The long numbers are times in seconds since the Unix epoch, allowing us to tell when those markers were recorded in "wall-clock time" (in this case, approximately 2021-01-01 15:45) down to a fraction of a second. This will lead to a video which trims the start (the first rewind), then has a retake (editing out the recording between the safepoint and the second rewind) and then trimming the end (the fastforward).

However, by default, most video recording programs (including ffmpeg) record time relative to the beginning of the recording, with no way of associating it with an external clock. In ffmpeg's case we can force it to record wall-clock timestamps instead with -use_wallclock_as_timestamps and -copyts:

ffmpeg \
  -use_wallclock_as_timestamps 1 \
  -f v4l2 -i /dev/video0 \
  -map "0:v" -copyts recording.nut

There are obvious potential problems with clock synchronisation in this setup: ffmpeg's clock(s) is not necessarily the same as that used as epochtime.
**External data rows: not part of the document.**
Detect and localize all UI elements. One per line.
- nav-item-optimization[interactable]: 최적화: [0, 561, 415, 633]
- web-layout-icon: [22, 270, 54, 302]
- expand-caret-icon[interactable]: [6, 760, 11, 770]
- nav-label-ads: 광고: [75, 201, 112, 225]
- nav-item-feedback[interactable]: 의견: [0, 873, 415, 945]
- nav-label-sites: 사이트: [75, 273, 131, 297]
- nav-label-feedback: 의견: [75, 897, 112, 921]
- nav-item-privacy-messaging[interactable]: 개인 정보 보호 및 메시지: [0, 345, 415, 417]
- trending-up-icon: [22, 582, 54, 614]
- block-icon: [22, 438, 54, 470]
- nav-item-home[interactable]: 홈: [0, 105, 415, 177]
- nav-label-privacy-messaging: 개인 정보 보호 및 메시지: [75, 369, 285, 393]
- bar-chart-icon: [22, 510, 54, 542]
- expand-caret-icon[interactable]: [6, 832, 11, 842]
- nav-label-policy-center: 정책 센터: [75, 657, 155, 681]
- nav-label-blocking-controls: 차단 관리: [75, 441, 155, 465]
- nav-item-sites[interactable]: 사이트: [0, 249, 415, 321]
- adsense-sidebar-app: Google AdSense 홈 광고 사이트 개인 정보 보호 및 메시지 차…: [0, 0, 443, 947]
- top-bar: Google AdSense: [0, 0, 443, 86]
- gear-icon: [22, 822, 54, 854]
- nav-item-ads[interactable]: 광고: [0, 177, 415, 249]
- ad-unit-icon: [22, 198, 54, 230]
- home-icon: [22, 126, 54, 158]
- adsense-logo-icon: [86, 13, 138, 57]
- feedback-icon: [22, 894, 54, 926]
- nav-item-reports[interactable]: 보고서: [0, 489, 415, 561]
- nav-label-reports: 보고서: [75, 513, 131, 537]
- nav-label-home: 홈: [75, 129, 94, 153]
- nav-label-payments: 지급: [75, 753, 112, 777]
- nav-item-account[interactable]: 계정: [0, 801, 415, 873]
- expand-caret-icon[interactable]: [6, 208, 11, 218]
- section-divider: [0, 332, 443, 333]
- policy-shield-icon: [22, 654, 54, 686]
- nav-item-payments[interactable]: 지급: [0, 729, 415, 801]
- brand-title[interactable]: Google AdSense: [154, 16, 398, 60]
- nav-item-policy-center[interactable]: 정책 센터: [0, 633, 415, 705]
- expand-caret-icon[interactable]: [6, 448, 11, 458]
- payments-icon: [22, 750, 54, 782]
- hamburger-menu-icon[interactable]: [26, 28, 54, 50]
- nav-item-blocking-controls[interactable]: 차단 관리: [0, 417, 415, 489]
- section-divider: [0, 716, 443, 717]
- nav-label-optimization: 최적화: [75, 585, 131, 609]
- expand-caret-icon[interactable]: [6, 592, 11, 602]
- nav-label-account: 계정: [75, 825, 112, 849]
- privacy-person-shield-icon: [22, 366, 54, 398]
Indeed, ffmpeg uses more than one clock source internally, depending on your input device(s) and other options. Typically ffmpeg uses the "normal" system clock or a "monotonic" clock (but e.g. on Linux it mostly uses CLOCK_MONOTONIC, which isn't properly monotonic; although you can force the v4l2 backend, although virtually nothing else in ffmpeg, to use CLOCK_MONOTONIC_RAW). As this suggests, the situation is something of a mess. Although I couldn't find any real documentation for this feature, the option I settled on is to force all recorded streams to synchronise to the clock used to record audio (in my case, that's the non-monotonic system clock) using the , syntax in -map:

ffmpeg \
  -use_wallclock_as_timestamps 1 \
  -f v4l2 -i /dev/video0 \
  -f sndio -i snd/0 \
  -map "0:v,1:a" -map "1:a" -copyts recording.nut

In my case I believe this works because the OpenBSD sndio backend uses the non-monotonic system clock. If, for example, it used the monotonic system clock, epochtime would need to use that clock to prevent the markers file having inaccurate data.

A better solution would be to get the current recording timestamp from your recording software: this would prevent all the messing around, and possible problems with, the system clock. I have no experience with such software but something like this plugin for OBS might do the trick if you use OBS (though the description does suggest it only records times to the resolution of a second, which, if true, wouldn't be sufficient for me).

markers_to_makefile then takes in the marker information and creates a Makefile which processes each scene individually before merging them altogether. The Makefile tends to have a high degree of parallelism in it, so when it's running it is likely to use your CPU fairly intensively.